Jawablah pertanyaan di bawah ini.
1.            Siapakah yang meninggal?
A. Ayah
B. Ibu
C. Adik
Tapi ini bukan multiple choice dimana dia bisa dengan gampangnya memilih salah satu diantara setiap jawaban yang ada. Di benaknya dia berharap ada satu lagi pilihan jawaban.
D. Semua jawaban salah
Hampa. Seperti ada ruang kosong di dalam hatinya. Luas sekali. Ramai tapi dia merasa sendiri. Entah kemana badan ini membawanya. Semakin lama semakin lemas. Hingga tak sadar langkah wanita tersebut sudah menggiringnya menuju depan pintu rumah.

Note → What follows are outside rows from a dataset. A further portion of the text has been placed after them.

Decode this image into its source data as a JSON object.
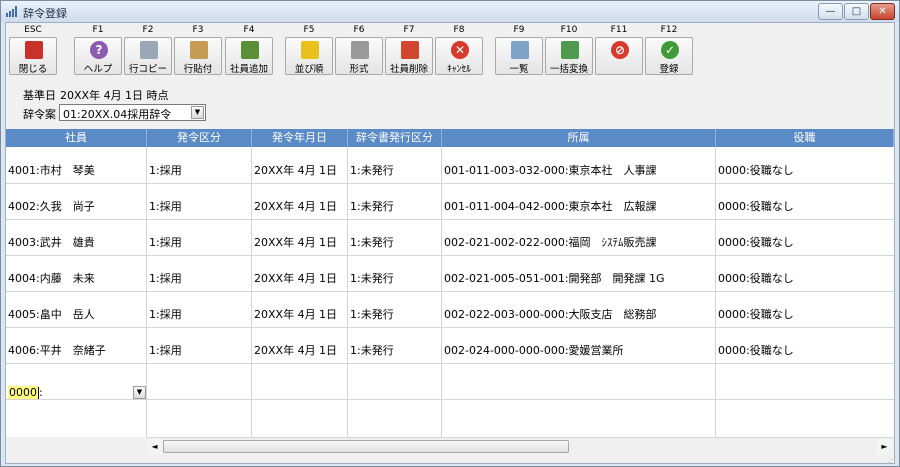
{
  "window": {
    "title": "辞令登録",
    "buttons": {
      "minimize_glyph": "—",
      "maximize_glyph": "□",
      "close_glyph": "✕"
    }
  },
  "toolbar": [
    {
      "key": "ESC",
      "label": "閉じる",
      "icon": "close-window-icon",
      "color": "#c8322b"
    },
    {
      "key": "F1",
      "label": "ヘルプ",
      "icon": "help-icon",
      "color": "#8a5bb0",
      "glyph": "?"
    },
    {
      "key": "F2",
      "label": "行コピー",
      "icon": "copy-row-icon",
      "color": "#9aa7b6"
    },
    {
      "key": "F3",
      "label": "行貼付",
      "icon": "paste-row-icon",
      "color": "#c69b54"
    },
    {
      "key": "F4",
      "label": "社員追加",
      "icon": "add-employee-icon",
      "color": "#5a8f38"
    },
    {
      "key": "F5",
      "label": "並び順",
      "icon": "sort-order-icon",
      "color": "#e8c21a"
    },
    {
      "key": "F6",
      "label": "形式",
      "icon": "format-gear-icon",
      "color": "#9a9a9a"
    },
    {
      "key": "F7",
      "label": "社員削除",
      "icon": "delete-employee-icon",
      "color": "#d2452f"
    },
    {
      "key": "F8",
      "label": "ｷｬﾝｾﾙ",
      "icon": "cancel-icon",
      "color": "#d63a2c",
      "glyph": "✕"
    },
    {
      "key": "F9",
      "label": "一覧",
      "icon": "list-search-icon",
      "color": "#7fa3c8"
    },
    {
      "key": "F10",
      "label": "一括変換",
      "icon": "bulk-convert-icon",
      "color": "#4e9a4e"
    },
    {
      "key": "F11",
      "label": "",
      "icon": "no-entry-icon",
      "color": "#d63a2c",
      "glyph": "⊘"
    },
    {
      "key": "F12",
      "label": "登録",
      "icon": "register-check-icon",
      "color": "#3f9a3a",
      "glyph": "✓"
    }
  ],
  "info": {
    "base_date_label": "基準日",
    "base_date": "20XX年 4月 1日 時点",
    "plan_label": "辞令案",
    "plan_value": "01:20XX.04採用辞令"
  },
  "table": {
    "columns": [
      "社員",
      "発令区分",
      "発令年月日",
      "辞令書発行区分",
      "所属",
      "役職"
    ],
    "rows": [
      [
        "4001:市村　琴美",
        "1:採用",
        "20XX年 4月 1日",
        "1:未発行",
        "001-011-003-032-000:東京本社　人事課",
        "0000:役職なし"
      ],
      [
        "4002:久我　尚子",
        "1:採用",
        "20XX年 4月 1日",
        "1:未発行",
        "001-011-004-042-000:東京本社　広報課",
        "0000:役職なし"
      ],
      [
        "4003:武井　雄貴",
        "1:採用",
        "20XX年 4月 1日",
        "1:未発行",
        "002-021-002-022-000:福岡　ｼｽﾃﾑ販売課",
        "0000:役職なし"
      ],
      [
        "4004:内藤　未来",
        "1:採用",
        "20XX年 4月 1日",
        "1:未発行",
        "002-021-005-051-001:開発部　開発課 1G",
        "0000:役職なし"
      ],
      [
        "4005:畠中　岳人",
        "1:採用",
        "20XX年 4月 1日",
        "1:未発行",
        "002-022-003-000-000:大阪支店　総務部",
        "0000:役職なし"
      ],
      [
        "4006:平井　奈緒子",
        "1:採用",
        "20XX年 4月 1日",
        "1:未発行",
        "002-024-000-000-000:愛媛営業所",
        "0000:役職なし"
      ]
    ],
    "new_row": {
      "code": "0000",
      "separator": ":"
    }
  },
  "scrollbar": {
    "left_glyph": "◄",
    "right_glyph": "►"
  }
}
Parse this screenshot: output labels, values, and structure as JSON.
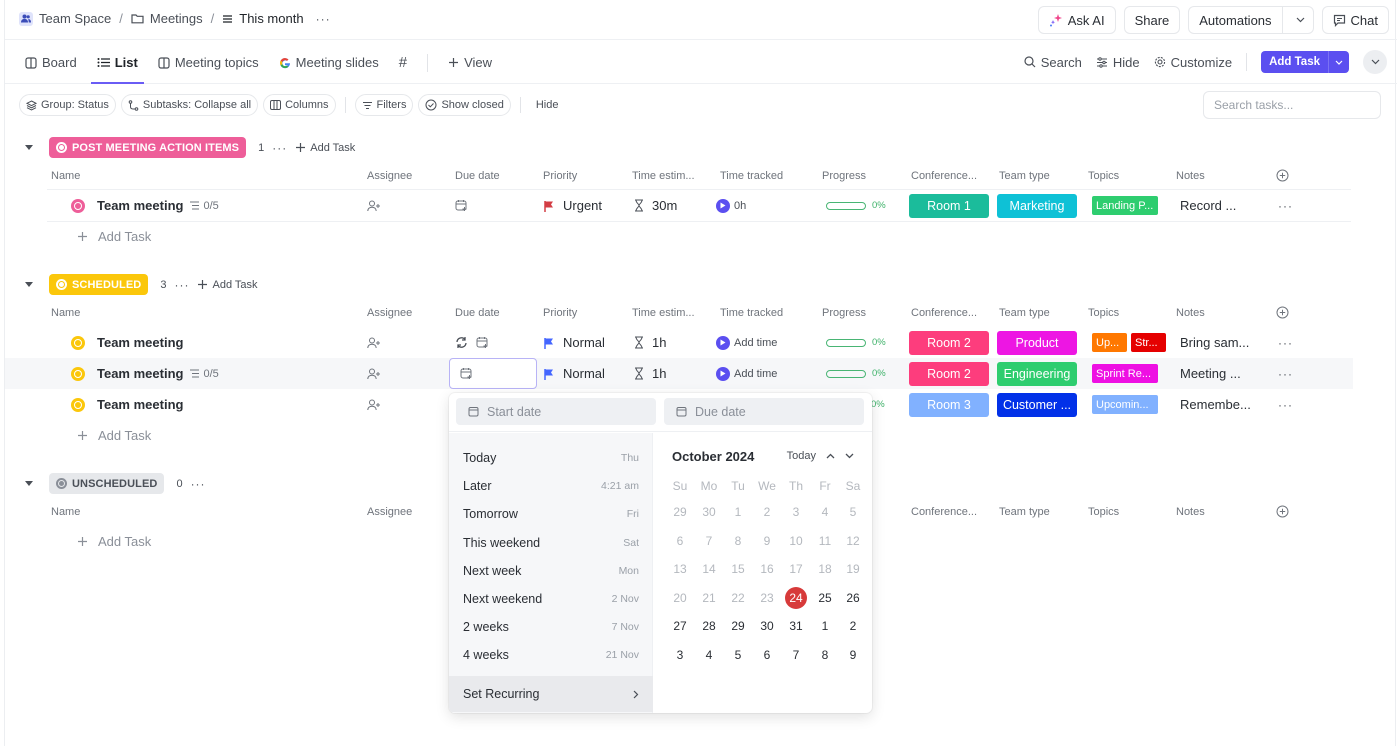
{
  "breadcrumb": {
    "space": "Team Space",
    "folder": "Meetings",
    "list": "This month"
  },
  "top_actions": {
    "ask_ai": "Ask AI",
    "share": "Share",
    "automations": "Automations",
    "chat": "Chat"
  },
  "views": {
    "tabs": [
      {
        "label": "Board",
        "icon": "board-icon"
      },
      {
        "label": "List",
        "icon": "list-icon",
        "active": true
      },
      {
        "label": "Meeting topics",
        "icon": "board-icon"
      },
      {
        "label": "Meeting slides",
        "icon": "google-icon"
      },
      {
        "label": "#",
        "icon": "hash-icon"
      }
    ],
    "add_view": "View",
    "actions": {
      "search": "Search",
      "hide": "Hide",
      "customize": "Customize",
      "add_task": "Add Task"
    }
  },
  "filters": {
    "group": "Group: Status",
    "subtasks": "Subtasks: Collapse all",
    "columns": "Columns",
    "filters": "Filters",
    "show_closed": "Show closed",
    "hide": "Hide",
    "search_placeholder": "Search tasks..."
  },
  "columns": {
    "name": "Name",
    "assignee": "Assignee",
    "due_date": "Due date",
    "priority": "Priority",
    "time_estimate": "Time estim...",
    "time_tracked": "Time tracked",
    "progress": "Progress",
    "conference": "Conference...",
    "team_type": "Team type",
    "topics": "Topics",
    "notes": "Notes"
  },
  "add_task_label": "Add Task",
  "groups": [
    {
      "status": "POST MEETING ACTION ITEMS",
      "color": "#ee5e99",
      "count": "1",
      "tasks": [
        {
          "name": "Team meeting",
          "subtasks": "0/5",
          "priority": "Urgent",
          "priority_color": "#d33d44",
          "estimate": "30m",
          "tracked": "0h",
          "progress": "0%",
          "conference": {
            "label": "Room 1",
            "color": "#1bbc9b"
          },
          "team_type": {
            "label": "Marketing",
            "color": "#0ec1d6"
          },
          "topics": [
            {
              "label": "Landing P...",
              "color": "#2ecd6f"
            }
          ],
          "notes": "Record ..."
        }
      ]
    },
    {
      "status": "SCHEDULED",
      "color": "#fbc70b",
      "count": "3",
      "tasks": [
        {
          "name": "Team meeting",
          "subtasks": "",
          "recurring": true,
          "priority": "Normal",
          "priority_color": "#4466ff",
          "estimate": "1h",
          "tracked": "Add time",
          "progress": "0%",
          "conference": {
            "label": "Room 2",
            "color": "#fd3d7d"
          },
          "team_type": {
            "label": "Product",
            "color": "#ed16e3"
          },
          "topics": [
            {
              "label": "Up...",
              "color": "#ff7800"
            },
            {
              "label": "Str...",
              "color": "#e50000"
            }
          ],
          "notes": "Bring sam..."
        },
        {
          "name": "Team meeting",
          "subtasks": "0/5",
          "priority": "Normal",
          "priority_color": "#4466ff",
          "estimate": "1h",
          "tracked": "Add time",
          "progress": "0%",
          "conference": {
            "label": "Room 2",
            "color": "#fd3d7d"
          },
          "team_type": {
            "label": "Engineering",
            "color": "#2ecd6f"
          },
          "topics": [
            {
              "label": "Sprint Re...",
              "color": "#ee10e3"
            }
          ],
          "notes": "Meeting ..."
        },
        {
          "name": "Team meeting",
          "subtasks": "",
          "priority": "",
          "estimate": "",
          "tracked": "",
          "progress": "0%",
          "conference": {
            "label": "Room 3",
            "color": "#81b1ff"
          },
          "team_type": {
            "label": "Customer ...",
            "color": "#0231e8"
          },
          "topics": [
            {
              "label": "Upcomin...",
              "color": "#81b1ff"
            }
          ],
          "notes": "Remembe..."
        }
      ]
    },
    {
      "status": "UNSCHEDULED",
      "color": "#e6e8eb",
      "count": "0",
      "tasks": []
    }
  ],
  "date_picker": {
    "start_placeholder": "Start date",
    "due_placeholder": "Due date",
    "quick_options": [
      {
        "label": "Today",
        "value": "Thu"
      },
      {
        "label": "Later",
        "value": "4:21 am"
      },
      {
        "label": "Tomorrow",
        "value": "Fri"
      },
      {
        "label": "This weekend",
        "value": "Sat"
      },
      {
        "label": "Next week",
        "value": "Mon"
      },
      {
        "label": "Next weekend",
        "value": "2 Nov"
      },
      {
        "label": "2 weeks",
        "value": "7 Nov"
      },
      {
        "label": "4 weeks",
        "value": "21 Nov"
      }
    ],
    "set_recurring": "Set Recurring",
    "month_label": "October 2024",
    "today_label": "Today",
    "weekdays": [
      "Su",
      "Mo",
      "Tu",
      "We",
      "Th",
      "Fr",
      "Sa"
    ],
    "weeks": [
      [
        "29",
        "30",
        "1",
        "2",
        "3",
        "4",
        "5"
      ],
      [
        "6",
        "7",
        "8",
        "9",
        "10",
        "11",
        "12"
      ],
      [
        "13",
        "14",
        "15",
        "16",
        "17",
        "18",
        "19"
      ],
      [
        "20",
        "21",
        "22",
        "23",
        "24",
        "25",
        "26"
      ],
      [
        "27",
        "28",
        "29",
        "30",
        "31",
        "1",
        "2"
      ],
      [
        "3",
        "4",
        "5",
        "6",
        "7",
        "8",
        "9"
      ]
    ],
    "selected_day": "24",
    "accent_color": "#d73a3a"
  }
}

Suara lantunan ayat kursi memekakan telinga dan menusuk pekik ke dalam hati. Matanya memutar mencari anggota keluarganya.
Itu adikku.
Kini pandangan itu tertuju pada seorang gadis belasan yang sedang menangis sesenggukan. Memeluk bi darsih yang juga air matanya mengalir tak kalah deras.
Jadi, bukan dia.
Lalu.. Ayah? Atau.. ibu?
 Pandangannya berakhir di depan sesosok mayat yang sudah terbujur kaku ditutupi kain batik berwarna coklat. Semua orang kini meratapinya penuh rasa iba. Siapakah sosok di balik kain coklat tersebut? Dia tak berani menerka-nerka.
Hingga akhirnya suara tangisan ibu menjawab semuanya.
&&&
“ Ini peninggalan terakhirnya untukmu ”
Ibu menyodorkan sebuah kotak tua yang sudah berdebu. Sadira yang masih berduka atas kepergian ayahnya tidak menggubris barang tersebut.
“Simpan saja disitu bu” Katanya tanpa menoleh sedikitpun.
Wanita tua berparas jawa kental yang sekarang duduk di sebelahnya mengusap-usap punggung anaknya tersebut dan pergi meninggalkannya. Begitulah menghadapinya, tinggalkan dan biarkan dia berpikir dengan dirinya sendiri.
Hampir satu jam semenjak suara pintu kamar yang tertutup. Sadira tetap di atas kasurnya meresonansikan kenangan bersama Ayahnya yang dia pertahankan untuk selalu tersimpan.
Bayang-bayang sosok ayahnya tergambar dengan jelas di benaknya seperti sebuah film dokumenter kehidupan yang diputar kembali.
Aku masih ingat caranya menyalakan cerutu di pagi hari. Menghembuskan asap nya keatas langit sambil memejamkan mata. Aku rindu cerita Mahabrata dan Ramayana yang selalu dia ceritakan pada ku. Aku rindu semangat yang dia tularkan padaku. Aku rindu saat dimana kami menonton televisi bersama dan memberikan komen untuk setiap berita-berita bodoh.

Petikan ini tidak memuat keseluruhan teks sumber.